Le problème qu’il faut souligner avec les textes religieux, c’est l’absence de critères objectifs pour l’interprétation, puisque la lecture dépend uniquement de nos propres convictions. On me répondra que si un grand nombre de théologiens de renom interprètent un texte et se mettent d’accord sur le sens du passage en question, alors il pourra être admis que cette interprétation est la « bonne ». Ce à quoi je répondrais que si c’était aussi simple, nous n’aurions jamais brûlé des gens pour sorcellerie, jamais expliqué l’impossibilité du modèle atomique par la transsubstantiation, jamais prétendu que la terre n’a que 6000 ans et jamais prétendu que nous descendons tous d’Adam et Ève. Car comme le disait déjà si bien le baron d’Holbach dans sa Théologie portative  : « Doctrine : C’est ce que tout bon chrétien doit croire, sous peine d’être brûlé, soit dans ce monde soit dans l’autre. Les dogmes de la religion sont des décrets immuables de Dieu qui ne peut changer d’avis que quand l’Église en change. »

Il nous resterait alors pour lire les textes qu’une seule et unique option, celle de les prendre au pied de la lettre et c’est exactement ce que font les rigoristes. Ils lisent le texte de manière littérale en expliquant que, s’agissant d’un texte d’inspiration prétendument divine, l’homme n’a pas besoin d’interpréter, il lui suffit de croire. Mais voilà, les textes en question n’ont aucune valeur historique puisqu’ils ont souvent été rédigés à partir de sources orales plusieurs décennies voire plusieurs siècles après la prétendue révélation divine. Ce qui veut dire qu’à moins de découvrir un texte qui serait indiscutablement rédigé par un dieu, sans intermédiaire, et sur un support non périssable, nul texte sur terre ne peut être considéré comme d’origine divine et donc lu comme tel.

Il est de fait aussi vain de vouloir prouver l’existence ou l’inexistence de Dieu que de chercher la « bonne » interprétation d’un texte religieux.

C’est pour cette raison qu’il ne sert à rien de dire « ce n’est pas ça le vrai Islam » tout en continuant à se référer au même corpus que les radicaux.
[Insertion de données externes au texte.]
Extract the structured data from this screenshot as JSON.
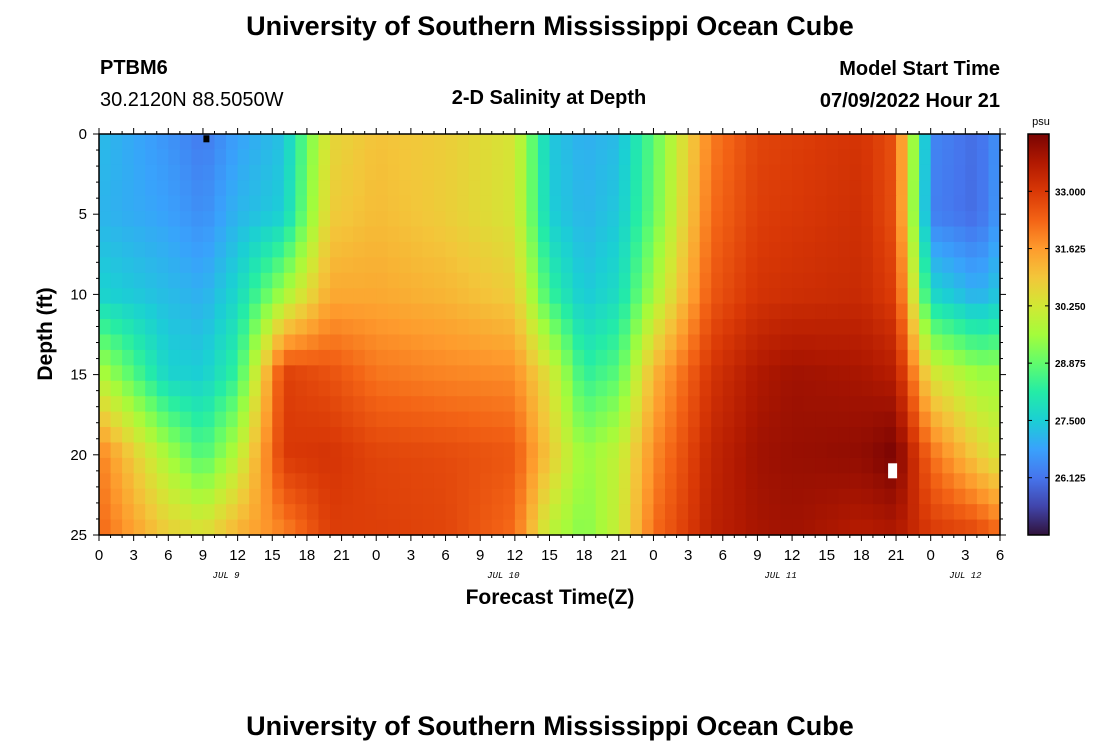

Car dès lors que l’on admet qu’il y a  des « principes éternels » et une  « loi divine intangible et indiscutable » qui échapperait à toute critique, on ne peut que renforcer un rigorisme conquérant qui rend la ligne entre le pieu pacifique et le terroriste en puissance aussi floue que mouvante.

En revanche, il serait salvateur pour tous ceux qui effectivement ne se reconnaissent pas dans la vision rigoriste de l’Islam de définir clairement ce qui mériterait d’être évacué et ce qui mériterait d’être gardé.

La paix est à ce prix là.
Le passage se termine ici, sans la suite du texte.